Monday 16 September 2019

Louise Quinn: 'We need to qualify for a major tournament as that would change everything in Ireland'

Arsenal defender determined Irish won't be on the outside looking in for the next women's World Cup

Louise Quinn of Republic of Ireland during the 2019 FIFA Women's World Cup qualifier against Northern Ireland at Tallaght Stadium in Dublin. Photo: Stephen McCarthy/Sportsfile
Louise Quinn of Republic of Ireland during the 2019 FIFA Women's World Cup qualifier against Northern Ireland at Tallaght Stadium in Dublin. Photo: Stephen McCarthy/Sportsfile
Kevin Palmer

Kevin Palmer

Arsenal and Ireland defender Louise Quinn believes Ireland are knocking on the door of a major breakthrough at international level, as she admits it will be painful to watch the start of the women's World Cup that will not feature the Girls in Green.

The 2019 FIFA Women's World Cup kicks off with hosts France taking on South Korea on Friday night, but Ireland are still striving to plot a route to a first major tournament after a series of near misses in recent years.

Colin Bell's Ireland team finished behind Norway and the Netherlands in qualifying for this summer's finals, but Quinn believes better organisation and planning combined with a rich pool of stars emerging through the Irish ranks, will help a national team currently ranked at No.31 by FIFA to take the next step and make an appearance in a high profile competition.

"I feel like we are getting closer, but we need to qualify for a major tournament as that would change everything for the women's game in Ireland," Quinn told independent.ie in an exclusive interview. 

"Women's football has taken some huge strides in recent years, but we are behind England in many respects when you see the infrastructure that is in place around the game and big companies like Barclays coming in with £10m sponsorships deals for the top league.

"That kind of investment would have been unimaginable a few years ago, but it shows what's possible for the women's game and hopefully Ireland can tap into the momentum behind our sport in the next few years.
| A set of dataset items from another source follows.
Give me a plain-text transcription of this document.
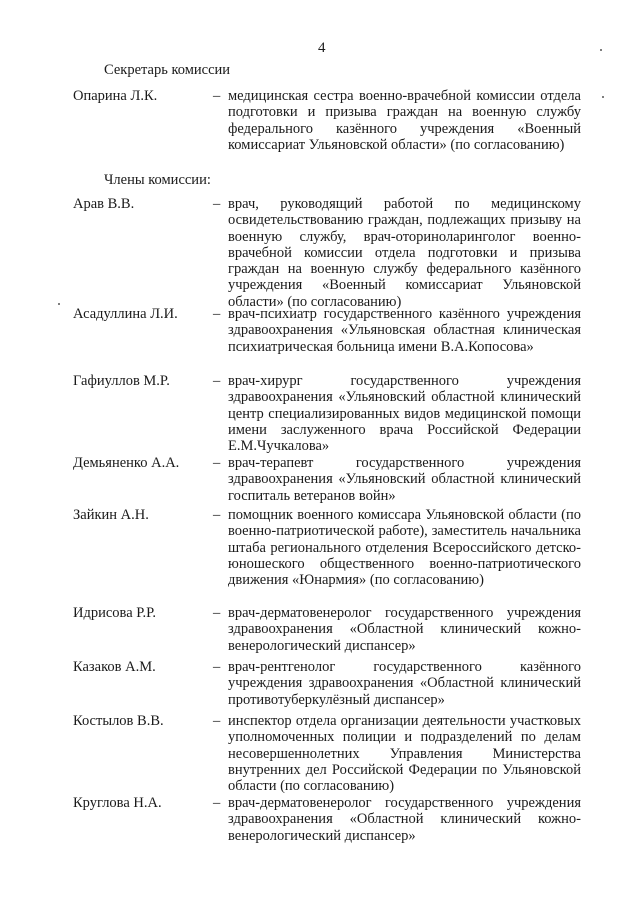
4
Секретарь комиссии
Опарина Л.К.	– медицинская сестра военно-врачебной комиссии отдела подготовки и призыва граждан на военную службу федерального казённого учреждения «Военный комиссариат Ульяновской области» (по согласованию)
Члены комиссии:
Арав В.В.	– врач, руководящий работой по медицинскому освидетельствованию граждан, подлежащих призыву на военную службу, врач-оториноларинголог военно-врачебной комиссии отдела подготовки и призыва граждан на военную службу федерального казённого учреждения «Военный комиссариат Ульяновской области» (по согласованию)
Асадуллина Л.И. – врач-психиатр государственного казённого учреждения здравоохранения «Ульяновская областная клиническая психиатрическая больница имени В.А.Копосова»
Гафиуллов М.Р.	– врач-хирург государственного учреждения здравоохранения «Ульяновский областной клинический центр специализированных видов медицинской помощи имени заслуженного врача Российской Федерации Е.М.Чучкалова»
Демьяненко А.А. – врач-терапевт государственного учреждения здравоохранения «Ульяновский областной клинический госпиталь ветеранов войн»
Зайкин А.Н.	– помощник военного комиссара Ульяновской области (по военно-патриотической работе), заместитель начальника штаба регионального отделения Всероссийского детско-юношеского общественного военно-патриотического движения «Юнармия» (по согласованию)
Идрисова Р.Р.	– врач-дерматовенеролог государственного учреждения здравоохранения «Областной клинический кожно-венерологический диспансер»
Казаков А.М.	– врач-рентгенолог государственного казённого учреждения здравоохранения «Областной клинический противотуберкулёзный диспансер»
Костылов В.В.	– инспектор отдела организации деятельности участковых уполномоченных полиции и подразделений по делам несовершеннолетних Управления Министерства внутренних дел Российской Федерации по Ульяновской области (по согласованию)
Круглова Н.А.	– врач-дерматовенеролог государственного учреждения здравоохранения «Областной клинический кожно-венерологический диспансер»
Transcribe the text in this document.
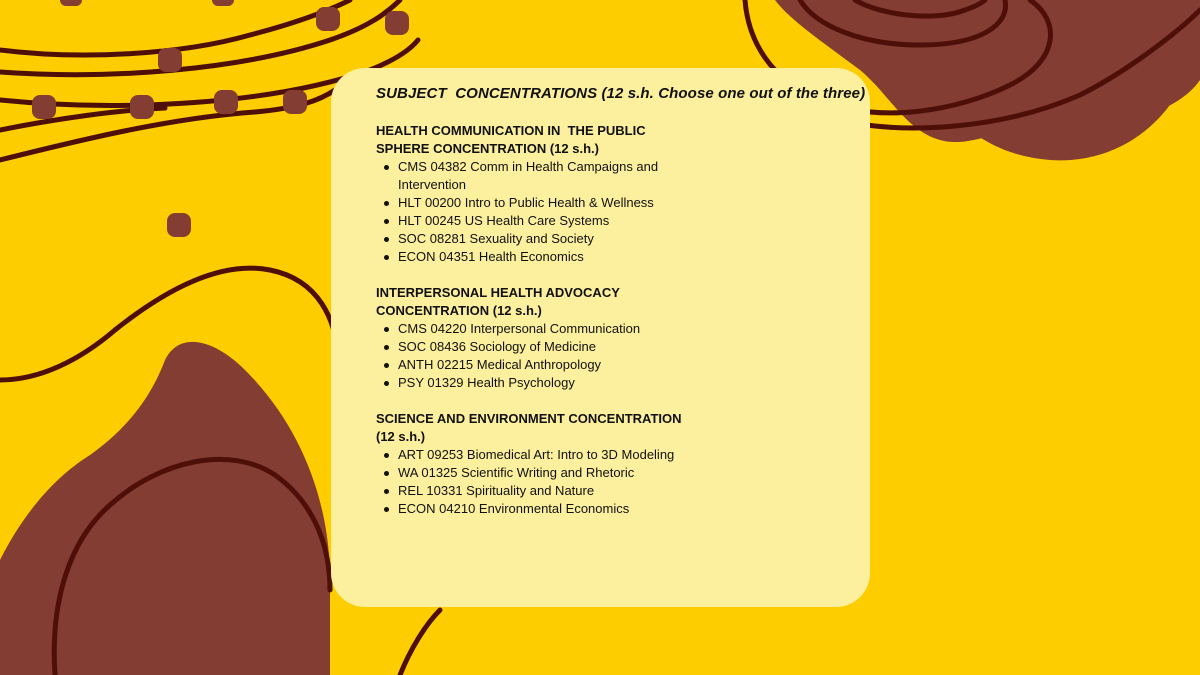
SUBJECT  CONCENTRATIONS (12 s.h. Choose one out of the three)

HEALTH COMMUNICATION IN  THE PUBLIC SPHERE CONCENTRATION (12 s.h.)

CMS 04382 Comm in Health Campaigns and Intervention
HLT 00200 Intro to Public Health & Wellness
HLT 00245 US Health Care Systems
SOC 08281 Sexuality and Society
ECON 04351 Health Economics

INTERPERSONAL HEALTH ADVOCACY CONCENTRATION (12 s.h.)

CMS 04220 Interpersonal Communication
SOC 08436 Sociology of Medicine
ANTH 02215 Medical Anthropology
PSY 01329 Health Psychology

SCIENCE AND ENVIRONMENT CONCENTRATION (12 s.h.)

ART 09253 Biomedical Art: Intro to 3D Modeling
WA 01325 Scientific Writing and Rhetoric
REL 10331 Spirituality and Nature
ECON 04210 Environmental Economics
"To do that, we need to qualify for a big tournament and I feel like we are getting closer with our coach Colin Bell and a talented group of girls in the Ireland squad now.

"We have a tough Euro 2021 qualifying group that will include a strong Germany side, but we have to believe we can make that step§ and qualify for a major tournament.
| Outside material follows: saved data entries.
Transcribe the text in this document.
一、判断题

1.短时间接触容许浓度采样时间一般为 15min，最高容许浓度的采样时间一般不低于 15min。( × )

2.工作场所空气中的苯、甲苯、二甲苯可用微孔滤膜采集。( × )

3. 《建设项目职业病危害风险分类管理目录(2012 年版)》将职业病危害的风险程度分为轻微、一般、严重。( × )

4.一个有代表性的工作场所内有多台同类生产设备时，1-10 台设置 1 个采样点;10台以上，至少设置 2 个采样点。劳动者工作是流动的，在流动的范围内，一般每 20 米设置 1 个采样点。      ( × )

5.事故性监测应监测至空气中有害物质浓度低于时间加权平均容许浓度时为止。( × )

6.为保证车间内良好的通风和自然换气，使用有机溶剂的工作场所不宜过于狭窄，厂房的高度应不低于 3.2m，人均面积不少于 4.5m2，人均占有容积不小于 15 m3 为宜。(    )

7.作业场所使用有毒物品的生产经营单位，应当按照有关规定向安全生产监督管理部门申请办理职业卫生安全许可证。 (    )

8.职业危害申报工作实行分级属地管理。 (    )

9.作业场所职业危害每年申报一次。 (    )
Former England international Alex Scott is now a pundit for Sky Sports and the BBC (Tim Goode/PA)
Former England international Alex Scott is now a pundit for Sky Sports and the BBC (Tim Goode/PA)

"If we do that, we will see interest in the women's game rise in Ireland. We saw what happened with our hockey team when the Irish girls got to the World Cup final last summer and the media will give you the coverage if you do something to deserve it, so that has to be our target now.
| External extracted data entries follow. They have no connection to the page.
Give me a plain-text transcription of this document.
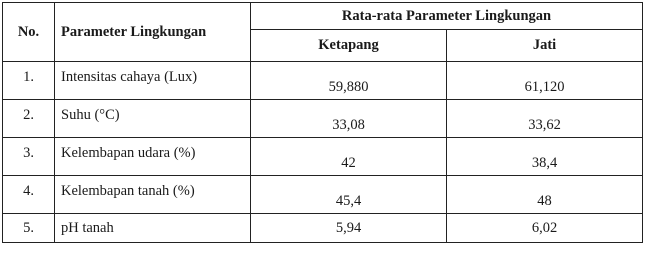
No.	Parameter Lingkungan	Rata-rata Parameter Lingkungan	
		Ketapang	Jati
1.	Intensitas cahaya (Lux)	59,880	61,120
2.	Suhu (°C)	33,08	33,62
3.	Kelembapan udara (%)	42	38,4
4.	Kelembapan tanah (%)	45,4	48
5.	pH tanah	5,94	6,02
"We also need to get into Irish schools and encourage girls to play the game because there is a path to have a career in football now, or just to enjoy it with your friends."

The eagerness of television companies in the UK and Ireland to deploy female pundits and presenters on their football coverage this season has been the subject of plenty of debate, with Quinn suggesting the prominence of Sky Sports analyst Alex Scott was a big moment for the women's game.

"It is all about acceptance," suggests Quinn. "As long as someone has the talent and knowledge to do the job, they should be given a chance to do it and I feel like Alex Scott and the other female pundits have gained respect after some resistance to start with.

"If it is a box ticking exercise and TV companies feel they need to put women on there just to keep everyone happy, that is not a good reason to have a female pundit. It should be a case of hiring the best person for the job.

"Alex (Scott) is a former team-mate of mine at Arsenal and I know how much work she puts into her preparation before she goes on screen and I've enjoyed watching her this season. I'm sure she felt like she needed to work harder to prove herself, but hopefully she has done that now.

"Having women on TV talking about football is important in changing a few perceptions and stereotypes, so hopefully it will help the game moving forward."

Finding a way to boost attendances for women's games remains a big issue, with Everton Women's Super League match against Birmingham Women played in front of an embarrassingly modest crowd of 103 people in April and a match between Liverpool Women and West Ham women drawing an audience of just 237 souls a month earlier.

There have been exceptions in recent months as high profile and hugely hyped major matches in Italy, England and Scotland have attracted record numbers and now the football world will get a chance to pass judgement on the women's game in a World Cup that will put the game on a platform like never before. 

Ireland are outsiders looking in on the boom in women's football for now, but Quinn and her teammates are determined to change that.